[tlaplus] Re: Specification as part of an agile software delivery process

On Monday, November 23, 2020 at 1:16:43 PM UTC-5 recepient recepient wrote:

I am a TLA+ novice ... however ... am plowing into TLA full-force on a distributed KV store. It'll eventually include crash recovery, membership, and what not. On the other hand I've done programming for a long time. Putting the two together in a reasonable way is something I'm keeping my eye on too. As to TLA+ appropriateness to a larger workflow

- It makes one get the correctness spec first and showing it works under a wide or widest range of legal behaviors rather than fixing bugs as customers drive them to your front door often the more expensive vector .... We target the model checker at the main risk areas only. With professional programmers I wouldn't tend to lean on TLA for multi-threaded code but for distributed code ... definitely yes.

- Incorporating TLA+ into CD/CI presupposes the ability to abstract up from code to the spec or refine down from the spec to code (a two way refinement) in order to have something to re-test without excessive labor. That's beyond the scope (perhaps main intent) of TLA+. However building in pre/post/static analysis into the code ala Frama-C or similar is indicated for the CD part of CDCI. That's not model checking per se but the things Frama might check for you would fall out of the TLA+ spec, which is a plus e.g. invariants, asserts.

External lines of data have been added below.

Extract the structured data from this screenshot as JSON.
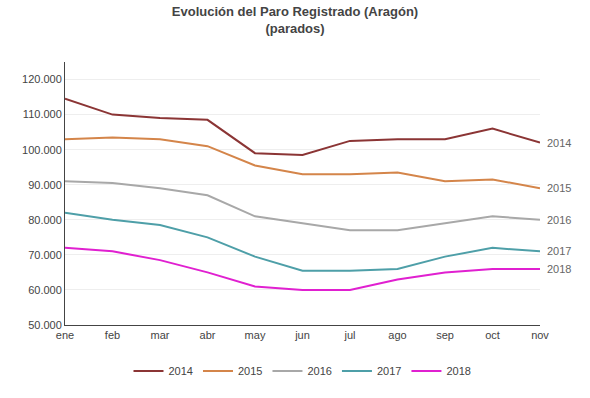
{
  "chart_data": {
    "type": "line",
    "title": "Evolución del Paro Registrado (Aragón)",
    "subtitle": "(parados)",
    "categories": [
      "ene",
      "feb",
      "mar",
      "abr",
      "may",
      "jun",
      "jul",
      "ago",
      "sep",
      "oct",
      "nov"
    ],
    "series": [
      {
        "name": "2014",
        "color": "#8B3535",
        "values": [
          114500,
          110000,
          109000,
          108500,
          99000,
          98500,
          102500,
          103000,
          103000,
          106000,
          102000
        ]
      },
      {
        "name": "2015",
        "color": "#D4854A",
        "values": [
          103000,
          103500,
          103000,
          101000,
          95500,
          93000,
          93000,
          93500,
          91000,
          91500,
          89000
        ]
      },
      {
        "name": "2016",
        "color": "#A8A8A8",
        "values": [
          91000,
          90500,
          89000,
          87000,
          81000,
          79000,
          77000,
          77000,
          79000,
          81000,
          80000
        ]
      },
      {
        "name": "2017",
        "color": "#4E9FA8",
        "values": [
          82000,
          80000,
          78500,
          75000,
          69500,
          65500,
          65500,
          66000,
          69500,
          72000,
          71000
        ]
      },
      {
        "name": "2018",
        "color": "#E020D0",
        "values": [
          72000,
          71000,
          68500,
          65000,
          61000,
          60000,
          60000,
          63000,
          65000,
          66000,
          66000
        ]
      }
    ],
    "annotations": [
      {
        "text": "2014",
        "y": 102000
      },
      {
        "text": "2015",
        "y": 89000
      },
      {
        "text": "2016",
        "y": 80000
      },
      {
        "text": "2017",
        "y": 71000
      },
      {
        "text": "2018",
        "y": 66000
      }
    ],
    "ylim": [
      50000,
      125000
    ],
    "yticks": [
      {
        "value": 50000,
        "label": "50.000"
      },
      {
        "value": 60000,
        "label": "60.000"
      },
      {
        "value": 70000,
        "label": "70.000"
      },
      {
        "value": 80000,
        "label": "80.000"
      },
      {
        "value": 90000,
        "label": "90.000"
      },
      {
        "value": 100000,
        "label": "100.000"
      },
      {
        "value": 110000,
        "label": "110.000"
      },
      {
        "value": 120000,
        "label": "120.000"
      }
    ],
    "grid": true,
    "legend": "bottom"
  }
}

- I initially viewed Verdi and Daphny as doing more than TLA not because TLA can't but more so because Verdi and Daphny wanted that more granular two-way refinement ... but I can only battle one formal language at a time. Verdi is based on COQ, which is another huge learning curve. Verdi doesn't do liveness. Daphny seems much better than Verdi in tool power; Daphny does do liveness but the GIT repo with the Daphny toolbox is a complete mess ... a rat's nest of files. I don't have that kind of time. Verdi is proof-oriented; TLA+ is model checker oriented which is a different approach to the same end. Daphny I believe is model checker oriented too. On the whole then I plan on sticking with TLA+ as the most practical choice unless I have or can be given a reason to look at Daphny later.

- To the extent you can model the serverless model as one basic architecture you can check it once then you're done so to speak unless you revisit the code or the model.

- In summary I intend to use TLA+ as removing project risk (system never becomes prod ready) and institutional risk (company X sucks 'cause their product sucks). For short-medium term risk in CD/CI I hope to bring out key invariants and asserts into code with unit testing and/or state paths from initial to terminal states lifted from TLA's .dot file or something else together with conventional unit and integration testing.

Regards
On Monday, November 23, 2020 at 11:49:09 AM UTC-5 georgio...@xxxxxxxxx wrote:
Hello tlaplus community,

I am Georgios, I am a developer and lead consultant at Thoughtworks.
One of the new trends in the industry is building systems using a "serverless architecture".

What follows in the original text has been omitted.